To assess the mice's ability to see light, the researchers used a sort of behavioral analysis to see not just if the mice models could detect light, but also if the information gathered in their transplanted retina cells are transmitted to the brain, suggesting successful learning.

The use of a basic beeping sound and light cues, which suggest a slight electric shock, was able to confirm to researchers the success of the procedure.

After the procedure, four out of the 10 mice with both eyes subjected to the procedure, and five out of the 11 mice with only one eye subjected were able to respond to the light cues. This is the first successful transplant of light receptors that functionally connect to the host's nervous system.

Relevance in Human Retinal Degeneration Treatment

Researchers admit that the success of their treatment still has a long way to go. Since the experiment was done with mice models, its implications on the treatment of human retinal degeneration are still unclear.

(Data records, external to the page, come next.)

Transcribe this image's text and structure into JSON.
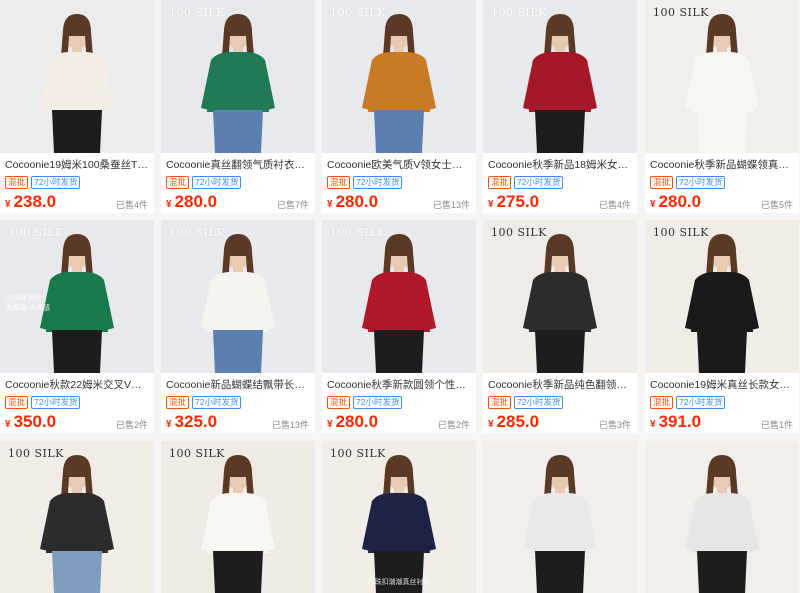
{
  "colors": {
    "price": "#ff2800",
    "mix_badge": "#ff5000",
    "ship_badge": "#3a8df5"
  },
  "products": [
    {
      "brand": "",
      "title": "Cocoonie19姆米100桑蚕丝T恤...",
      "mix": "混批",
      "ship": "72小时发货",
      "currency": "¥",
      "price": "238.0",
      "sold": "已售4件",
      "shirt_color": "#f3ede4",
      "bg": "#ececec",
      "pants": "#1d1d1d"
    },
    {
      "brand": "100 SILK",
      "title": "Cocoonie真丝翻领气质衬衣女批...",
      "mix": "混批",
      "ship": "72小时发货",
      "currency": "¥",
      "price": "280.0",
      "sold": "已售7件",
      "shirt_color": "#1f7a55",
      "bg": "#e8e9ec",
      "pants": "#5b7fae"
    },
    {
      "brand": "100 SILK",
      "title": "Cocoonie欧美气质V领女士衬衣...",
      "mix": "混批",
      "ship": "72小时发货",
      "currency": "¥",
      "price": "280.0",
      "sold": "已售13件",
      "shirt_color": "#c87a25",
      "bg": "#e8e9ec",
      "pants": "#5b7fae"
    },
    {
      "brand": "100 SILK",
      "title": "Cocoonie秋季新品18姆米女士...",
      "mix": "混批",
      "ship": "72小时发货",
      "currency": "¥",
      "price": "275.0",
      "sold": "已售4件",
      "shirt_color": "#a4182a",
      "bg": "#e8e9ec",
      "pants": "#1d1d1d"
    },
    {
      "brand": "100 SILK",
      "title": "Cocoonie秋季新品蝴蝶领真丝衬...",
      "mix": "混批",
      "ship": "72小时发货",
      "currency": "¥",
      "price": "280.0",
      "sold": "已售5件",
      "shirt_color": "#f8f6f2",
      "bg": "#f1efec",
      "pants": "#f8f6f2"
    },
    {
      "brand": "100 SILK",
      "title": "Cocoonie秋款22姆米交叉V领长...",
      "mix": "混批",
      "ship": "72小时发货",
      "currency": "¥",
      "price": "350.0",
      "sold": "已售2件",
      "shirt_color": "#187a4a",
      "bg": "#e8e9ec",
      "pants": "#1d1d1d",
      "overlay": [
        "22姆米真丝",
        "有质感 光泽感"
      ]
    },
    {
      "brand": "100 SILK",
      "title": "Cocoonie新品蝴蝶结飘带长袖真...",
      "mix": "混批",
      "ship": "72小时发货",
      "currency": "¥",
      "price": "325.0",
      "sold": "已售13件",
      "shirt_color": "#f6f4ef",
      "bg": "#e8e9ec",
      "pants": "#5b7fae"
    },
    {
      "brand": "100 SILK",
      "title": "Cocoonie秋季新款圆领个性上衣...",
      "mix": "混批",
      "ship": "72小时发货",
      "currency": "¥",
      "price": "280.0",
      "sold": "已售2件",
      "shirt_color": "#b0182a",
      "bg": "#e8e9ec",
      "pants": "#1d1d1d"
    },
    {
      "brand": "100 SILK",
      "title": "Cocoonie秋季新品纯色翻领长袖...",
      "mix": "混批",
      "ship": "72小时发货",
      "currency": "¥",
      "price": "285.0",
      "sold": "已售3件",
      "shirt_color": "#2c2c2c",
      "bg": "#efebe6",
      "pants": "#1d1d1d"
    },
    {
      "brand": "100 SILK",
      "title": "Cocoonie19姆米真丝长款女士衬...",
      "mix": "混批",
      "ship": "72小时发货",
      "currency": "¥",
      "price": "391.0",
      "sold": "已售1件",
      "shirt_color": "#1a1a1a",
      "bg": "#f1ede6",
      "pants": "#1a1a1a"
    },
    {
      "brand": "100 SILK",
      "shirt_color": "#2c2c2c",
      "bg": "#f1ede6",
      "pants": "#7f9bbd"
    },
    {
      "brand": "100 SILK",
      "shirt_color": "#f8f7f3",
      "bg": "#efebe4",
      "pants": "#1d1d1d"
    },
    {
      "brand": "100 SILK",
      "shirt_color": "#1c2344",
      "bg": "#f1ede6",
      "pants": "#1d1d1d",
      "caption": "珍珠扣潮潮真丝衬衫"
    },
    {
      "brand": "",
      "shirt_color": "#e9e9e9",
      "bg": "#f2efea",
      "pants": "#1d1d1d"
    },
    {
      "brand": "",
      "shirt_color": "#e6e6e6",
      "bg": "#f2efea",
      "pants": "#1d1d1d"
    }
  ]
}
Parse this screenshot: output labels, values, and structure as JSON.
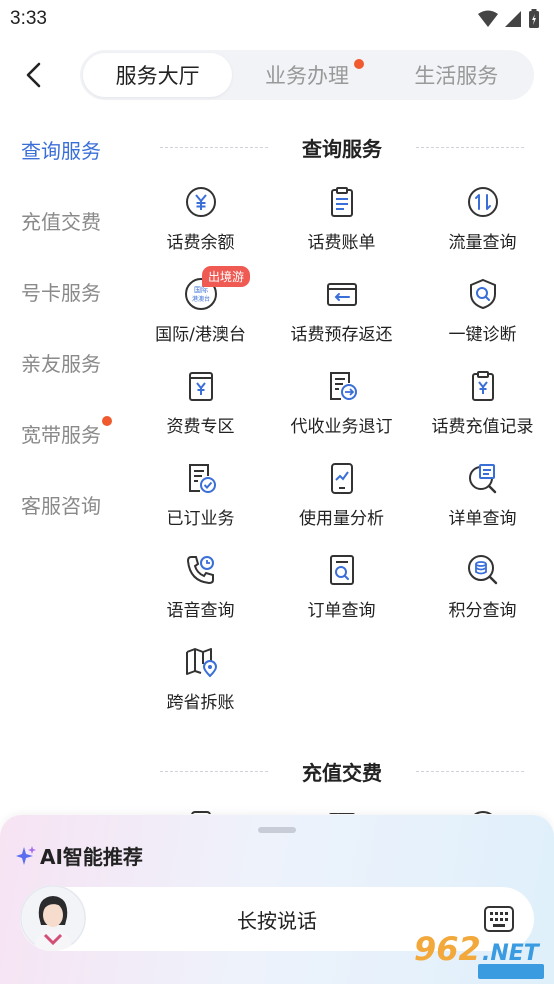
{
  "status": {
    "time": "3:33"
  },
  "header": {
    "tabs": [
      {
        "label": "服务大厅",
        "active": true,
        "dot": false
      },
      {
        "label": "业务办理",
        "active": false,
        "dot": true
      },
      {
        "label": "生活服务",
        "active": false,
        "dot": false
      }
    ]
  },
  "sidebar": {
    "items": [
      {
        "label": "查询服务",
        "active": true
      },
      {
        "label": "充值交费"
      },
      {
        "label": "号卡服务"
      },
      {
        "label": "亲友服务"
      },
      {
        "label": "宽带服务",
        "dot": true
      },
      {
        "label": "客服咨询"
      }
    ]
  },
  "sections": {
    "query": {
      "title": "查询服务",
      "items": [
        {
          "label": "话费余额",
          "icon": "yen-circle-icon"
        },
        {
          "label": "话费账单",
          "icon": "clipboard-list-icon"
        },
        {
          "label": "流量查询",
          "icon": "data-arrows-icon"
        },
        {
          "label": "国际/港澳台",
          "icon": "international-badge-icon",
          "badge": "出境游",
          "icon_text": "国际港澳台"
        },
        {
          "label": "话费预存返还",
          "icon": "card-return-icon"
        },
        {
          "label": "一键诊断",
          "icon": "shield-search-icon"
        },
        {
          "label": "资费专区",
          "icon": "tariff-book-icon"
        },
        {
          "label": "代收业务退订",
          "icon": "doc-arrow-icon"
        },
        {
          "label": "话费充值记录",
          "icon": "recharge-record-icon"
        },
        {
          "label": "已订业务",
          "icon": "doc-check-icon"
        },
        {
          "label": "使用量分析",
          "icon": "phone-chart-icon"
        },
        {
          "label": "详单查询",
          "icon": "doc-search-icon"
        },
        {
          "label": "语音查询",
          "icon": "phone-clock-icon"
        },
        {
          "label": "订单查询",
          "icon": "order-search-icon"
        },
        {
          "label": "积分查询",
          "icon": "points-search-icon"
        },
        {
          "label": "跨省拆账",
          "icon": "map-pin-icon"
        }
      ]
    },
    "recharge": {
      "title": "充值交费"
    }
  },
  "ai": {
    "title": "AI智能推荐",
    "voice_text": "长按说话"
  },
  "colors": {
    "accent": "#3b6fd8",
    "dot": "#f05a2e",
    "badge": "#ef5a53"
  }
}
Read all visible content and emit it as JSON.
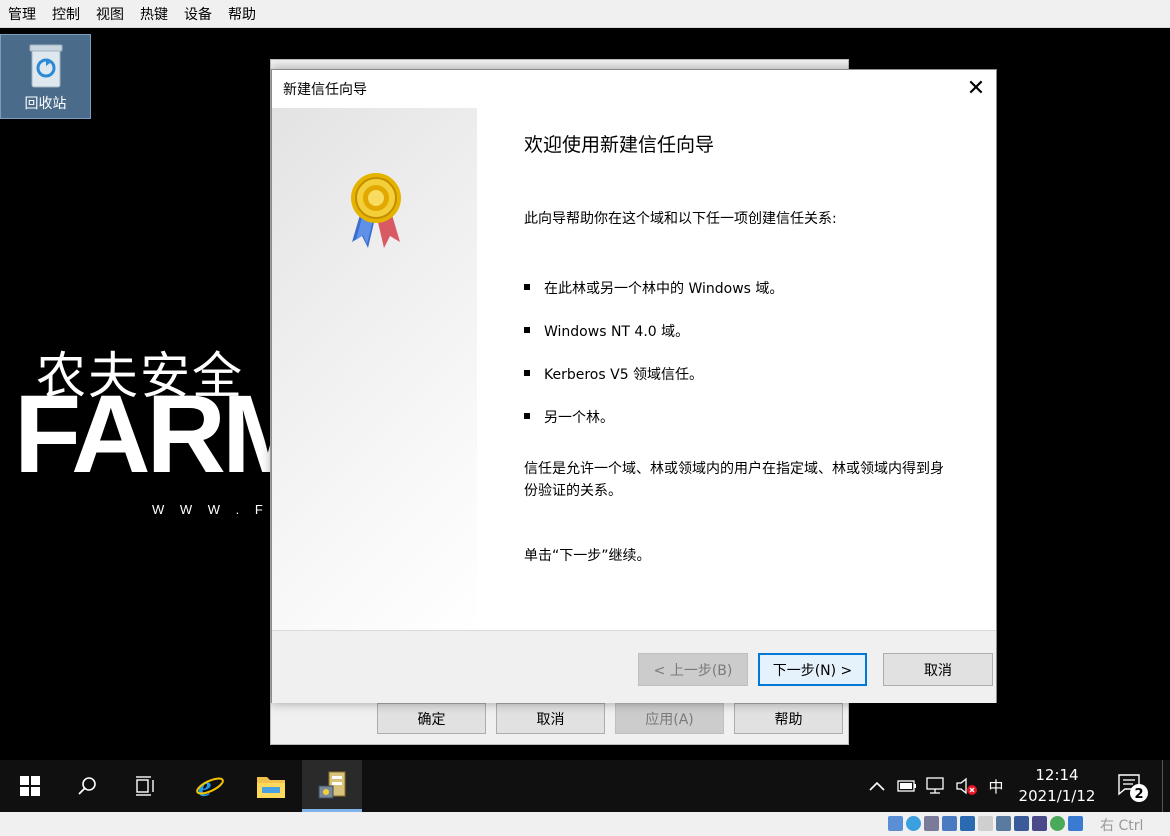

However, the team's relevant findings do give, not just hope to individuals afflicted with the disease, but significant proof of the possibility to restore vision in end-stage retinal degeneration with the use of stem cells.

Retinal degeneration happens when the retina, a tissue found in the back of the eye that transmits images to the brain, is damaged or begins deteriorating. Some examples of this disease are Macular Degeneration, Retinoblastoma or cancer of the retina and Diabetic Eye Disease. In serious cases, Retinal Degeneration can lead to complete vision loss.

While the possibility of restoring vision through stem cell transplants in humans may still need further research, the current development does provide good news to sufferers of retinal degeneration.